We will next move the entire .ssh directory from our main local computer to the root directory of our ownCloud server by first making a .ssh folder, and then moving our script and key files.

mkdir ~/ownCloud/.ssh/

mv ~/.ssh/* ~/ownCloud/.ssh/

Notice above that I’m using absolute paths to my home directory. Modify this to your needs if your SSH keys or ownCloud root is located elsewhere.

Syncing Hidden Files

Next, we will need to go into the ownCloud’s preferences of your main computer (and subsequent computers) and enable the Sync hidden files checkbox under ownCloud > Preferences > General > Edit Ignored Files > Sync hidden files

After a bit, you will see a notification that those files have been synced. To make sure, we can open up the terminal on the second computer and do a ls -la within your root ownCloud directory and see the .ssh folder there.

Testing and Debugging Your Script

Finally, we can test and debug our script to ensure it works across computers. You can navigate to within your newly synced .ssh directory and use the ./logins.sh command to invoke your script. If you get a permission denied, you will need to ensure that read, write, and execute are set for your user (by doing a chmod 700 logins.sh command discussed earlier). Same thing for our private keys ensuring they’re set to 600.

Once you get your script to run, if you get another error that permission denied/public key, then that means that your path is incorrect in your script pointing to your private key file. If you have your private key in a different directory, then point your script to that path (ensuring the path is the same on the other machines too). Otherwise, keep your logins.sh and private key files under your ownCloud .ssh directory.

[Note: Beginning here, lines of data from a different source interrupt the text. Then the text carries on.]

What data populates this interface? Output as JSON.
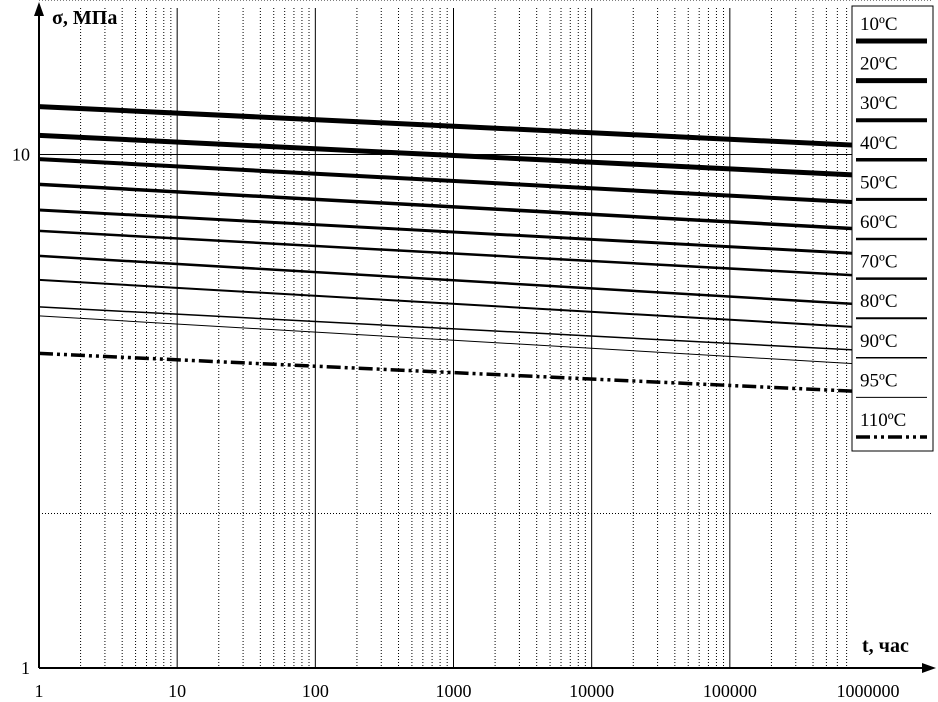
{
  "chart_data": {
    "type": "line",
    "title": "",
    "ylabel": "σ, МПа",
    "xlabel": "t, час",
    "x_scale": "log",
    "y_scale": "log",
    "xlim": [
      1,
      1000000
    ],
    "ylim": [
      1,
      20
    ],
    "grid": true,
    "legend_position": "top-right",
    "x_ticks": [
      "1",
      "10",
      "100",
      "1000",
      "10000",
      "100000",
      "1000000"
    ],
    "y_ticks": [
      "1",
      "10"
    ],
    "series": [
      {
        "name": "10ºC",
        "x": [
          1,
          1000000
        ],
        "y": [
          12.4,
          10.4
        ],
        "style": "solid",
        "width": 5
      },
      {
        "name": "20ºC",
        "x": [
          1,
          1000000
        ],
        "y": [
          10.9,
          9.1
        ],
        "style": "solid",
        "width": 5
      },
      {
        "name": "30ºC",
        "x": [
          1,
          1000000
        ],
        "y": [
          9.8,
          8.05
        ],
        "style": "solid",
        "width": 4
      },
      {
        "name": "40ºC",
        "x": [
          1,
          1000000
        ],
        "y": [
          8.75,
          7.15
        ],
        "style": "solid",
        "width": 3.5
      },
      {
        "name": "50ºC",
        "x": [
          1,
          1000000
        ],
        "y": [
          7.8,
          6.4
        ],
        "style": "solid",
        "width": 3
      },
      {
        "name": "60ºC",
        "x": [
          1,
          1000000
        ],
        "y": [
          7.1,
          5.8
        ],
        "style": "solid",
        "width": 2.5
      },
      {
        "name": "70ºC",
        "x": [
          1,
          1000000
        ],
        "y": [
          6.35,
          5.1
        ],
        "style": "solid",
        "width": 2.5
      },
      {
        "name": "80ºC",
        "x": [
          1,
          1000000
        ],
        "y": [
          5.7,
          4.6
        ],
        "style": "solid",
        "width": 2
      },
      {
        "name": "90ºC",
        "x": [
          1,
          1000000
        ],
        "y": [
          5.05,
          4.15
        ],
        "style": "solid",
        "width": 1.5
      },
      {
        "name": "95ºC",
        "x": [
          1,
          1000000
        ],
        "y": [
          4.85,
          3.9
        ],
        "style": "solid",
        "width": 1
      },
      {
        "name": "110ºC",
        "x": [
          1,
          1000000
        ],
        "y": [
          4.1,
          3.45
        ],
        "style": "dash-dot-dot",
        "width": 3.5
      }
    ]
  },
  "colors": {
    "line": "#000000",
    "grid": "#000000",
    "background": "#ffffff"
  }
}
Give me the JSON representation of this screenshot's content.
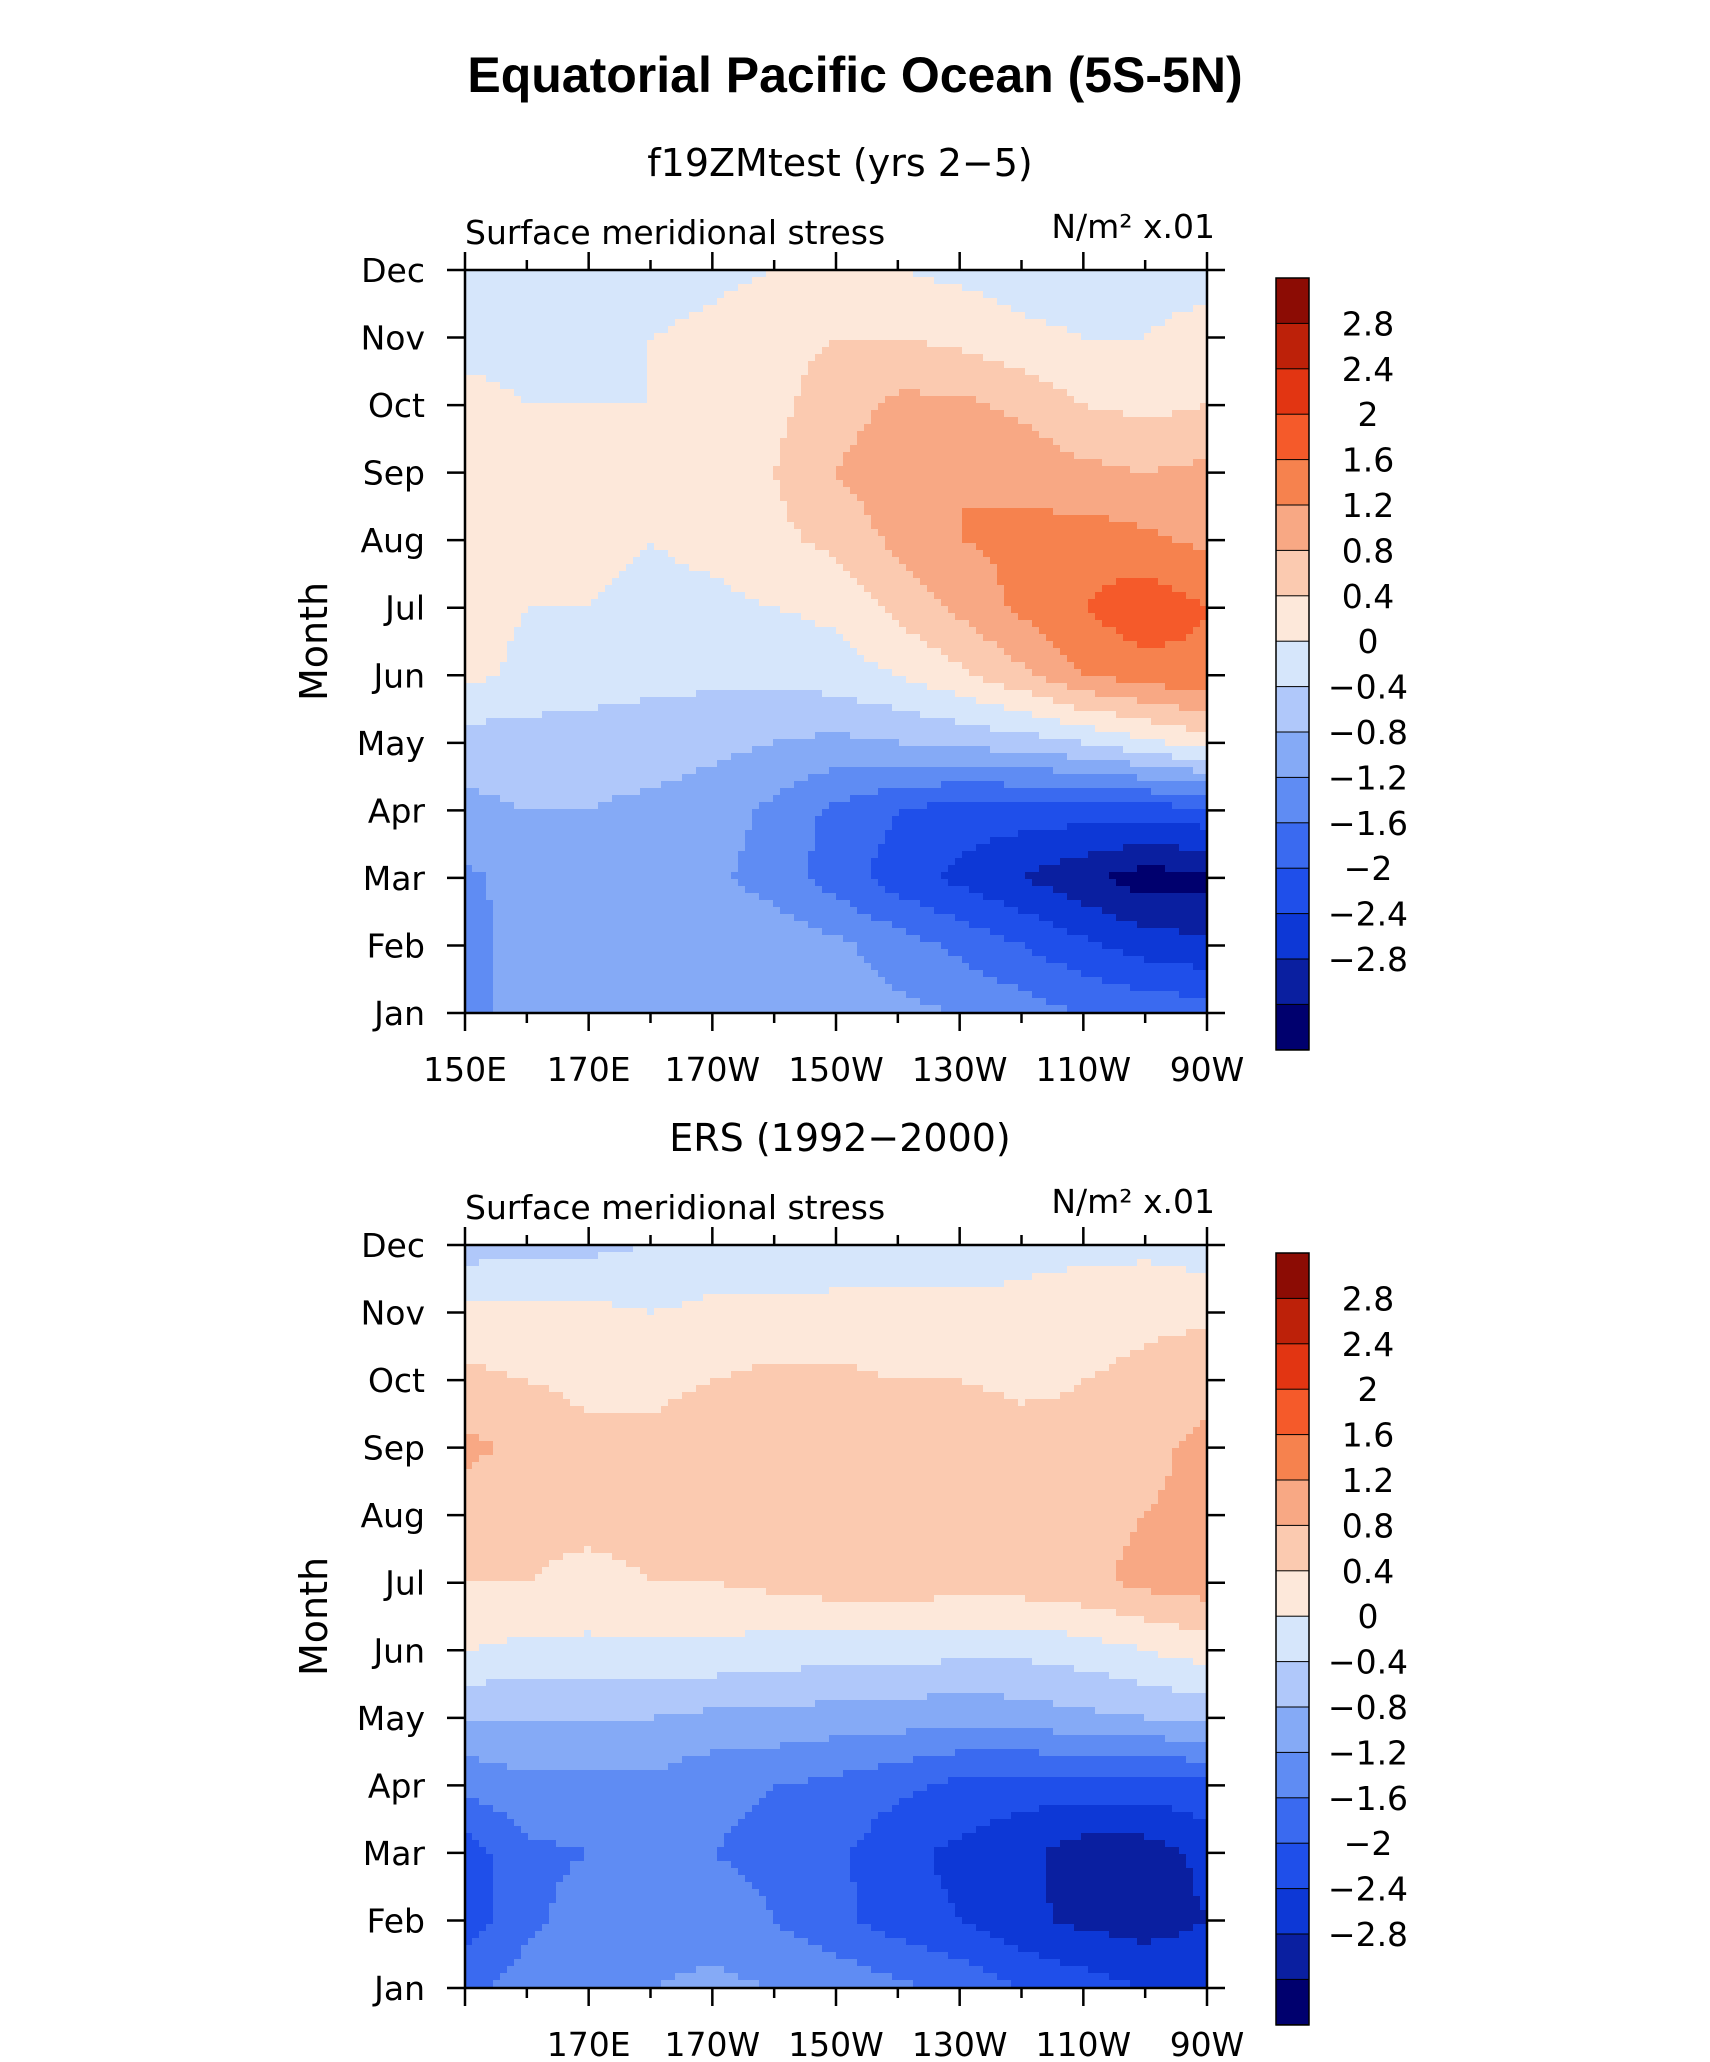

Simple Alias to your Script

If you don’t want to navigate to your ownCloud .ssh directory to run your login.sh script, you can simply insert an alias into your .bash_profile file. Simply navigate to your home directory with cd ~/ and run a ls -la to display all files within that directory including hidden ones. You should see a file name .bash_profile which you can edit within nano by running a nano .bash_profile command. In this file you can append this to the end:

alias DOlogin='~/ownCloud/.ssh/logins.sh'

Where DOlogin is the command you want to type to have instant access to your login script. You can call your script with anything, but make sure it doesn’t conflict with other built in commands. Modify the path above to where your login script resides within your ownCloud installation. Once done, you will need to save and exit nano with CTRL-X… Y… Enter… Next you will need to tell the OS that you changed your profile, so run source .bash_profile. You will need to set up the alias on each machine individually that has ownCloud installed.

Conclusion

You have learned how to establish a universal SSH login script that will sync across multiple OS X ownCloud machines.